More about blood pressure control and income:
We know that household income is strongly linked to type 2 diabetes, as well as being overweight or obese. For example, poor individuals are more at risk for developing diabetes than rich individuals. This study shows that income is also a big factor in blood pressure control. Having too high of blood pressure can cause many serious problems such as blood vessel damage, heart attack, eye disease, and kidney disease. Most people with diabetes will eventually experience high blood pressure, and Latinos are especially at risk. Many of the things you can do for your diabetes will also help with blood pressure, including eating healthy, stopping smoking, exercising regularly, keeping your weight in a healthy range, limiting salt and alcohol, and visiting your doctor regularly.
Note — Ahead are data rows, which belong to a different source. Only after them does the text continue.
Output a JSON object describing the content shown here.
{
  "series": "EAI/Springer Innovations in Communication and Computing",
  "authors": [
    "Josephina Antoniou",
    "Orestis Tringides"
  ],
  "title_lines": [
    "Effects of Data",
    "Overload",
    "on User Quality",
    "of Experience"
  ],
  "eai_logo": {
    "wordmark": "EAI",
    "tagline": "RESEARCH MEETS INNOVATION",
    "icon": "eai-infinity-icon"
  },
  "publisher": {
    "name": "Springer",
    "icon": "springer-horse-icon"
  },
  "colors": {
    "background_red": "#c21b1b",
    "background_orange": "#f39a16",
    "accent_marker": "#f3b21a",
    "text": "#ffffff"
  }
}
In the United States, income level makes a difference in one’s ability to get blood pressure under control. According to the Journal of the American Heart Association’s 6-year study, researchers found that immigrants living in the United States originally from poorer countries were half as likely to control their blood pressure compared to those from richer countries. In fact, compared to patients from richer countries, those from the poorer countries were 52% less likely to reach a healthy blood pressure (of 140/90 mm Hg), 26% more likely to die from heart failure, and 86% more likely to develop kidney disease. They also found that participants in the lowest income group were more likely to be women, to be black, to be Latino.
Why does this happen? Researchers of this study think that people who live in a poor neighborhood or country might experience less feelings of safety (because of high crime), have less access to healthy food, may not have time to exercise, and may not be consistent with taking their medications. All of this contributes to lower chance of getting their blood pressure in a healthy range.